July 25, 2019
By Rachel O. S. Edmund
Parents give up and sacrifice a lot for their children because most want their children to be happy and comfortable. As single mothers without support we give up so much more because there is very little support.
Over the years I have considered many things in terms of where and who I wanted to be in my life but there were many obstacles that stood in the way of that. In retrospect, I am not sure that I would make the same decisions relative to the things that I gave up if given a choice because I am so much wiser.
The following is a list that I have compiled to shed some light into some of the things that we give up so that our children can have the most comfortable lives that we could afford.
- Financial freedom and independence.
When there is little family support many of us resort to financial institutions (once we can qualify) to help keep our heads above water. This keeps us in a cycle of debt from which many of us never recover as savings is not really much of an option.
Our dependence on whatever social services apply to us is real as we do our best not to become street bums.
There is little to no pride when it comes to providing for our children. We have little shame in asking for help (though sometimes it is very difficult to ask people for help because of their judgmental attitudes towards us).
3. Social life and convenience
When we have young children especially toddlers, there are very few people we will trust with our children and their safety. If we have girls, we are especially protective of them so that dating is rarely something that is considered or may be shortlived.
4. Job opportunities
Many times because of the lack of education or the low level of education we are unable to climb the corporate ladder as we would want to. Sometimes due to the fact that we have had to take so much time off from work our employee’s records work against us when it comes to promotion. Many times opportunities may arise and we would have to let them pass us by because actually working in whatever position would require too much time away from the children (who basically only have one parent) or it would mean the cost of childcare would go up exponentially. In some cases, we leave jobs altogether because of the imbalance between the work life and the home life.
5. Higher education
Depending on where one is on the educational spectrum, higher education is somewhat unattainable because of the fact that it costs to educate oneself so it is either never undertaken or it is done later on in life, possibly when the children finish their schooling.
6. Simple pleasures
Vacations, dates, relaxation time, cable, internet, hairdos, makeovers, birthdays, Christmases, new clothes, special occasions…. Whatever it may be, you name it, we’ve given it up simply because we had a more pressing thing to do in terms of bills to pay.
In order to remain afloat many times many single mothers give up basic necessities to ensure that their children have a meal and a home. We take no pleasure in them but we know that it is the only way to survive and make it through the year. Simple things like snacks, meat, special treats become a thing of the past in order to make it to Christmas.

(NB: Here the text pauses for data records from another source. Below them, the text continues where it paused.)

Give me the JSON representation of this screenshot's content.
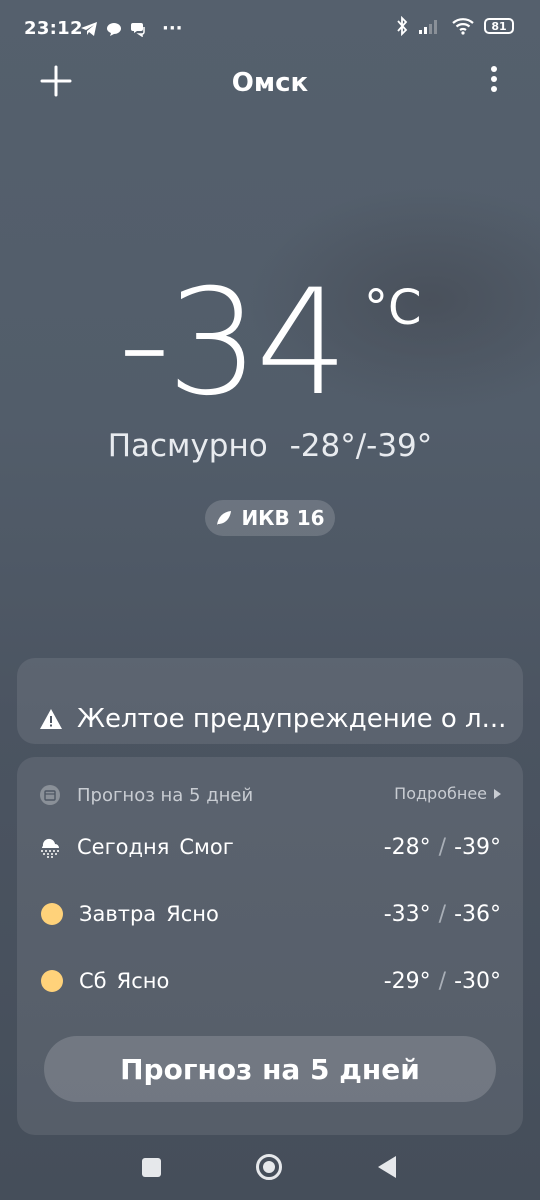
{
  "status_bar": {
    "time": "23:12",
    "more": "···",
    "battery": "81"
  },
  "header": {
    "city": "Омск"
  },
  "current": {
    "temperature": "-34",
    "unit": "°C",
    "condition": "Пасмурно",
    "high_low": "-28°/-39°",
    "aqi_label": "ИКВ 16"
  },
  "warning": {
    "text": "Желтое предупреждение о л..."
  },
  "forecast": {
    "title": "Прогноз на 5 дней",
    "more_label": "Подробнее",
    "rows": [
      {
        "day": "Сегодня",
        "condition": "Смог",
        "high": "-28°",
        "low": "-39°",
        "icon": "fog-icon"
      },
      {
        "day": "Завтра",
        "condition": "Ясно",
        "high": "-33°",
        "low": "-36°",
        "icon": "sun-icon"
      },
      {
        "day": "Сб",
        "condition": "Ясно",
        "high": "-29°",
        "low": "-30°",
        "icon": "sun-icon"
      }
    ],
    "button_label": "Прогноз на 5 дней"
  },
  "colors": {
    "background": "#525d6a",
    "sun": "#ffd27a"
  }
}
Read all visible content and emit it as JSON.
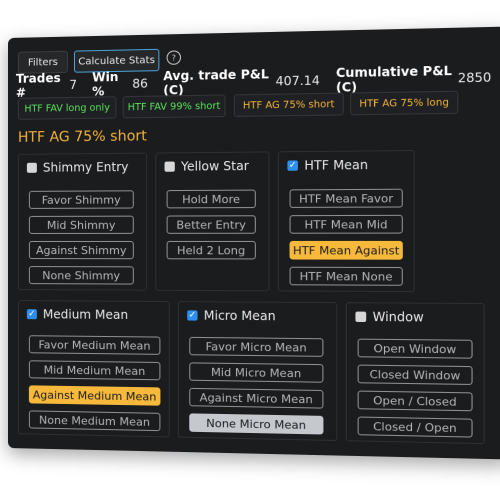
{
  "toolbar": {
    "filters_label": "Filters",
    "calc_label": "Calculate Stats",
    "help_glyph": "?"
  },
  "stats": {
    "trades_label": "Trades #",
    "trades_value": "7",
    "win_label": "Win %",
    "win_value": "86",
    "avg_label": "Avg. trade P&L (C)",
    "avg_value": "407.14",
    "cum_label": "Cumulative P&L (C)",
    "cum_value": "2850"
  },
  "chips": [
    {
      "label": "HTF FAV long only",
      "color": "#56e35a"
    },
    {
      "label": "HTF FAV 99% short",
      "color": "#56e35a"
    },
    {
      "label": "HTF AG 75% short",
      "color": "#f2b33a"
    },
    {
      "label": "HTF AG 75% long",
      "color": "#f2b33a"
    }
  ],
  "selected_title": "HTF AG 75% short",
  "panels": {
    "shimmy": {
      "title": "Shimmy Entry",
      "checked": false,
      "options": [
        "Favor Shimmy",
        "Mid Shimmy",
        "Against Shimmy",
        "None Shimmy"
      ]
    },
    "yellow": {
      "title": "Yellow Star",
      "checked": false,
      "options": [
        "Hold More",
        "Better Entry",
        "Held 2 Long"
      ]
    },
    "htf": {
      "title": "HTF Mean",
      "checked": true,
      "options": [
        "HTF Mean Favor",
        "HTF Mean Mid",
        "HTF Mean Against",
        "HTF Mean None"
      ]
    },
    "medium": {
      "title": "Medium Mean",
      "checked": true,
      "options": [
        "Favor Medium Mean",
        "Mid Medium Mean",
        "Against Medium Mean",
        "None Medium Mean"
      ]
    },
    "micro": {
      "title": "Micro Mean",
      "checked": true,
      "options": [
        "Favor Micro Mean",
        "Mid Micro Mean",
        "Against Micro Mean",
        "None Micro Mean"
      ]
    },
    "window": {
      "title": "Window",
      "checked": false,
      "options": [
        "Open Window",
        "Closed Window",
        "Open / Closed",
        "Closed / Open"
      ]
    }
  },
  "colors": {
    "accent_blue": "#2d8ff0",
    "highlight_orange": "#f6b93b",
    "highlight_gray": "#c5c8cc",
    "green_text": "#56e35a",
    "orange_text": "#f2b33a"
  },
  "check_glyph": "✓"
}
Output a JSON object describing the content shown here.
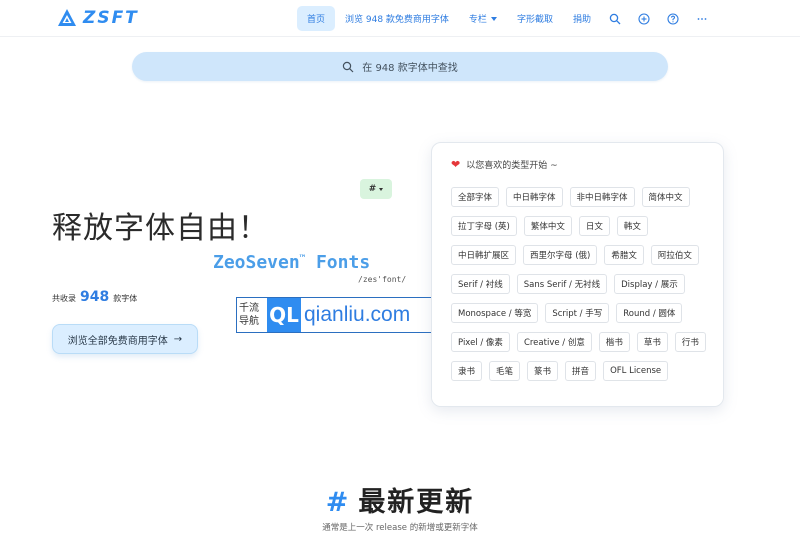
{
  "navbar": {
    "logo_text": "ZSFT",
    "items": [
      {
        "label": "首页",
        "active": true
      },
      {
        "label": "浏览 948 款免费商用字体"
      },
      {
        "label": "专栏",
        "dropdown": true
      },
      {
        "label": "字形截取"
      },
      {
        "label": "捐助"
      }
    ],
    "icons": [
      "search-icon",
      "plus-circle-icon",
      "help-circle-icon",
      "more-icon"
    ]
  },
  "search": {
    "placeholder": "在 948 款字体中查找"
  },
  "hero": {
    "title": "释放字体自由！",
    "hash_chip": "#",
    "brand": "ZeoSeven",
    "brand_tm": "™",
    "brand_fonts": "Fonts",
    "brand_sub": "/zes'font/",
    "count_prefix": "共收录",
    "count_value": "948",
    "count_suffix": "款字体",
    "browse_button": "浏览全部免费商用字体",
    "browse_arrow": "→"
  },
  "watermark": {
    "cn_line1": "千流",
    "cn_line2": "导航",
    "badge": "QL",
    "domain": "qianliu.com"
  },
  "categories": {
    "heading": "以您喜欢的类型开始 ~",
    "tags": [
      "全部字体",
      "中日韩字体",
      "非中日韩字体",
      "简体中文",
      "拉丁字母 (英)",
      "繁体中文",
      "日文",
      "韩文",
      "中日韩扩展区",
      "西里尔字母 (俄)",
      "希腊文",
      "阿拉伯文",
      "Serif / 衬线",
      "Sans Serif / 无衬线",
      "Display / 展示",
      "Monospace / 等宽",
      "Script / 手写",
      "Round / 圆体",
      "Pixel / 像素",
      "Creative / 创意",
      "楷书",
      "草书",
      "行书",
      "隶书",
      "毛笔",
      "篆书",
      "拼音",
      "OFL License"
    ]
  },
  "latest": {
    "hash": "#",
    "title": "最新更新",
    "subtitle": "通常是上一次 release 的新增或更新字体"
  },
  "colors": {
    "accent": "#2f8cf0",
    "nav_active_bg": "#dbeeff",
    "search_bg": "#cfe6fb",
    "chip_bg": "#d9f4de"
  }
}
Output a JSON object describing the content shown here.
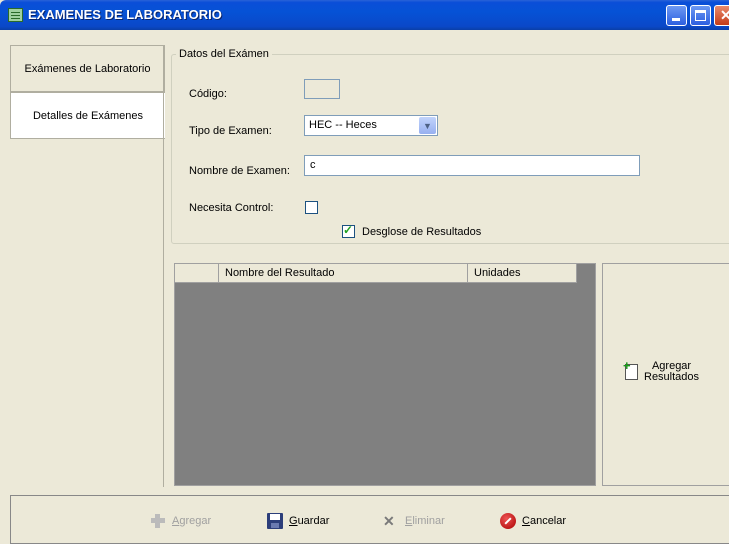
{
  "window": {
    "title": "EXAMENES DE LABORATORIO",
    "icon": "table-icon"
  },
  "tabs": [
    {
      "label": "Exámenes de Laboratorio",
      "selected": false
    },
    {
      "label": "Detalles de Exámenes",
      "selected": true
    }
  ],
  "datos": {
    "legend": "Datos del Exámen",
    "codigo_label": "Código:",
    "codigo_value": "",
    "tipo_label": "Tipo de Examen:",
    "tipo_value": "HEC -- Heces",
    "nombre_label": "Nombre de Examen:",
    "nombre_value": "c",
    "control_label": "Necesita Control:",
    "control_checked": false,
    "desglose_label": "Desglose de Resultados",
    "desglose_checked": true
  },
  "grid": {
    "columns": [
      "",
      "Nombre del Resultado",
      "Unidades"
    ],
    "rows": []
  },
  "add_results": {
    "line1": "Agregar",
    "line2": "Resultados"
  },
  "toolbar": {
    "agregar_first": "A",
    "agregar_rest": "gregar",
    "guardar_first": "G",
    "guardar_rest": "uardar",
    "eliminar_first": "E",
    "eliminar_rest": "liminar",
    "cancelar_first": "C",
    "cancelar_rest": "ancelar"
  }
}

8. Special interests /hobbies
Many times our hobbies and interests which take time, effort and money to pursue become more burdensome to us and are superseded by those of our children. We ensure that the child’s piano lessons are paid for, his/her extra math lessons are paid, his or her membership dues are paid so that they could compete in the next tournament. Our focus on the bills that are relative to them don’t become overdue or unpaid because there is nothing more disappointing than a committed team member being unable to play in the regional finals because of the inability of the mother to pay for the things that their child would need to be there. Our special interests and hobbies become relegated to finding ways to raise funds for such activities.
Many single mothers run themselves ragged because they simply cannot afford to take care of themselves. They would go to work ill, see about their children whilst having the worst bout of the flu and still find themselves shuttling their children between their various activities. Sometimes they don’t have the medical insurance to pay for medical treatment and public health facilities may cause her to lose an entire day’s pay because of how much time she spends there waiting to receive treatment.
Caring for a child or children alone is mentally exhausting and many a single mother have become overwhelmed by the task itself. That coupled with mounting debt and the lack of family support are enough to send her over the edge. The last thing on a single mother’s mind is herself. She does not engage in enough self-care and so runs the great risk of breaking down mentally. It is important that she make use of any EAP programs that her company offers if they do and or utilize the public health facilities or a local pastor so that at least a small bit of her frustrations can be ventilated and articulated and solutions to the causes can be found.
Though this is not an exhaustive list, it is enough I hope to make you think. Whenever you see a single mother that may be struggling or may seem to have it altogether I would like for you to say a special prayer for her because she could definitely use at least one person on her side. Send her a post card or simply ask her how she is doing. It will go a long way and will be appreciated by her.
If you are the child of a single mother, appreciate your mother all the more because you don’t know just how much she has given up to see you succeed.